Doctors previously thought the greater risk of bad outcomes like stillbirths in assisted reproduction might be something to do with the underlying infertility of couples who have it.
But Wisborg’s study found that fertile couples who conceived within a year of trying, and so-called “sub-fertile” couples who took longer to conceive, had a similar risk to each other.
“This may indicate that the increased risk of stillbirth is not explained by infertility and may be due to other, as yet unexplained factors, such as the technology involved in IVF and ICSI or some physiological difference in the couples that require (it),” Wisborg wrote.

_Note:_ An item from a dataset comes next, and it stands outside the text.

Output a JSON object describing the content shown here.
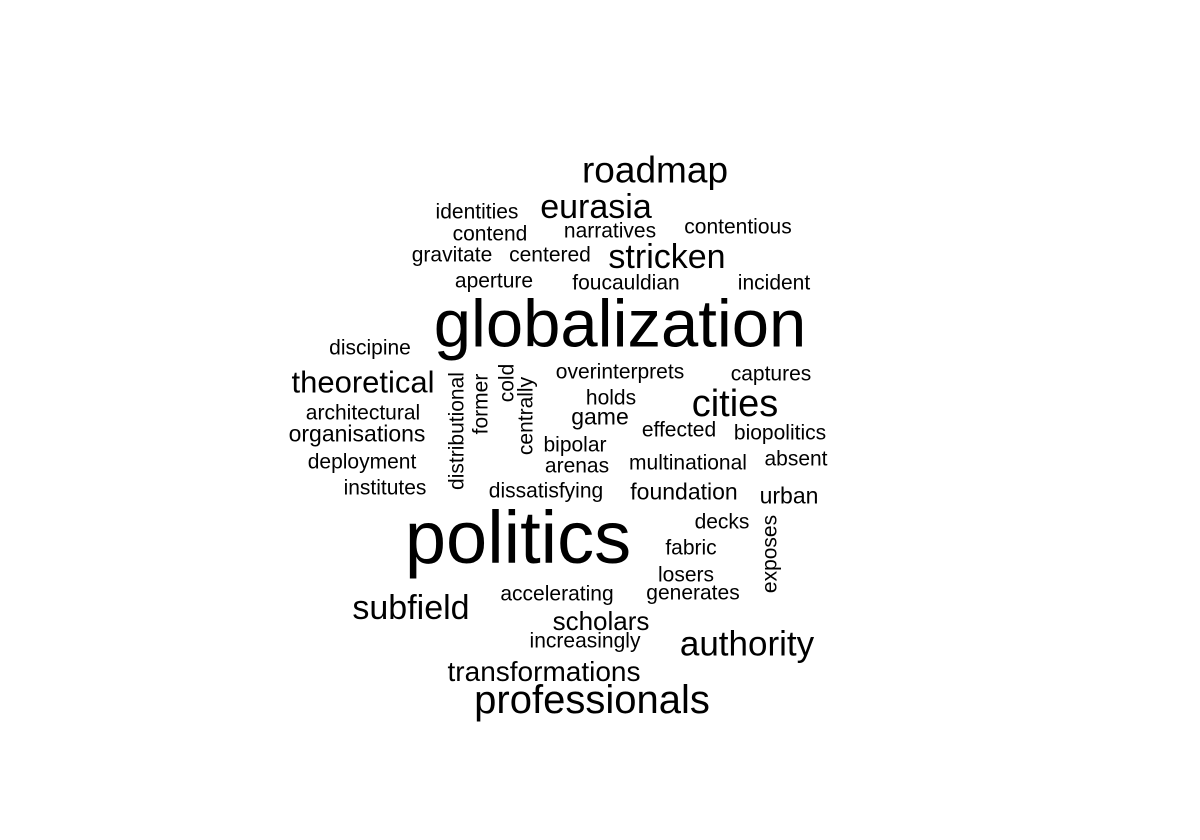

Peter Braude, head of women’s health at King’s College London, Guy’s, King’s and St Thomas’ Hospitals, said the study flagged up the importance of examining research into the outcome and safety of IVF and ICSI treatments.
“The finding that infertility per se did not account for the increased stillbirth rate is novel and interesting,” he said in an emailed comment on the study. But he said the question of whether an IVF and ICSI carried a substantial risk of stillbirth needed to be examined further in studies, with more women.
“(The sample in the study) represents only 1/14 of the babies born in the UK in just one year. A larger sample does need to be studied,” he said.